Une épidémie de fièvre miliaire à Courtisols (mars-juin 1770)

A partir d’octobre 1769, une épidémie de « miliaire putride et vermineuse » (une fièvre infectieuse caractérisée par une éruption cutanée), toucha les enfants de Pogny et d’Omey ; elle gagna Marson, où elle ne fit pas de grands ravages, au début de janvier ; puis, en mars, Courtisols et l’Epine. Dans ces deux dernières localités, elle fut particulièrement violente et s’attaqua aux adultes : quatre malades, âgés de 35 à 40 ans, périrent en huit jours. Les autorités s’inquiétèrent enfin et l’ intendant de Champagne confia une enquête à Gellée, qui, à son arrivée, fit un bilan inquiétant : 32 morts, 49 malades et 46 guérisons.

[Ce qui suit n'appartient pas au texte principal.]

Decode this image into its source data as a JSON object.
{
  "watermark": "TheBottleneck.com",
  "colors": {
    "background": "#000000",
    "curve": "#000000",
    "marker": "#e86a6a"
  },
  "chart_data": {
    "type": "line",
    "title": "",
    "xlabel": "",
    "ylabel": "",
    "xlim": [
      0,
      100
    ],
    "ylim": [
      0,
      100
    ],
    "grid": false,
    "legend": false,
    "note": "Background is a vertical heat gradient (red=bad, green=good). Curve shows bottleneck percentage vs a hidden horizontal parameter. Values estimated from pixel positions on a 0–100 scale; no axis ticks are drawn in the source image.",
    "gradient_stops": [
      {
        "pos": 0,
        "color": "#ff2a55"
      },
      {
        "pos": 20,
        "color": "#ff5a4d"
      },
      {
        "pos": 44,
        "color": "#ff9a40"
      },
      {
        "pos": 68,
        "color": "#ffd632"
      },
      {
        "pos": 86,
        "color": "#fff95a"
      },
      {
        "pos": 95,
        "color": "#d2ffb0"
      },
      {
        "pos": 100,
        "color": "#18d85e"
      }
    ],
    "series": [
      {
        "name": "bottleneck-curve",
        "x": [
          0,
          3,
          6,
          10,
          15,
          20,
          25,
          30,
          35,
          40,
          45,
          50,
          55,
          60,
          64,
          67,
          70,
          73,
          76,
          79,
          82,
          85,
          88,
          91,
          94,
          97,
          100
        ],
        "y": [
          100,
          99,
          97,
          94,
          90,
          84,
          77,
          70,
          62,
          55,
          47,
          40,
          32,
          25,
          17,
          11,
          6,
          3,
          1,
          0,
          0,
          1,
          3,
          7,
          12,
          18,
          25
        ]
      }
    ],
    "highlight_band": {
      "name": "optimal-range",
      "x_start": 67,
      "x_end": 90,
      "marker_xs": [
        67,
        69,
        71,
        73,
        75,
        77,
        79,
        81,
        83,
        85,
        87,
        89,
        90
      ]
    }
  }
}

Le rapport de Gellée, nous donne quelques informations intéressantes sur ce dramatique événement. Au début de l’épidémie, la population ne s’était pas inquiétée : persuadée qu’il s’agissait de la rougeole, elle attendait que la nature fasse son oeuvre. En outre, selon Gellée, les habitants ne tenaient compte de leurs enfants que lorsqu’ils leur rendaient service par leur travail. Enfin, comme le gouvernement offrait son aide en cas d’épidémie, les populations, estimant que, tôt ou tard, elles paieraient ces aides par une augmentation de la taille (un impôt déjà lourd), préféraient se taire. Pour pallier ce manque d’informations, Gellée souhaitait obliger les curés, qui connaîtraient des malades, à prévenir les subdélégués, qui avertiraient immédiatement l’Intendant.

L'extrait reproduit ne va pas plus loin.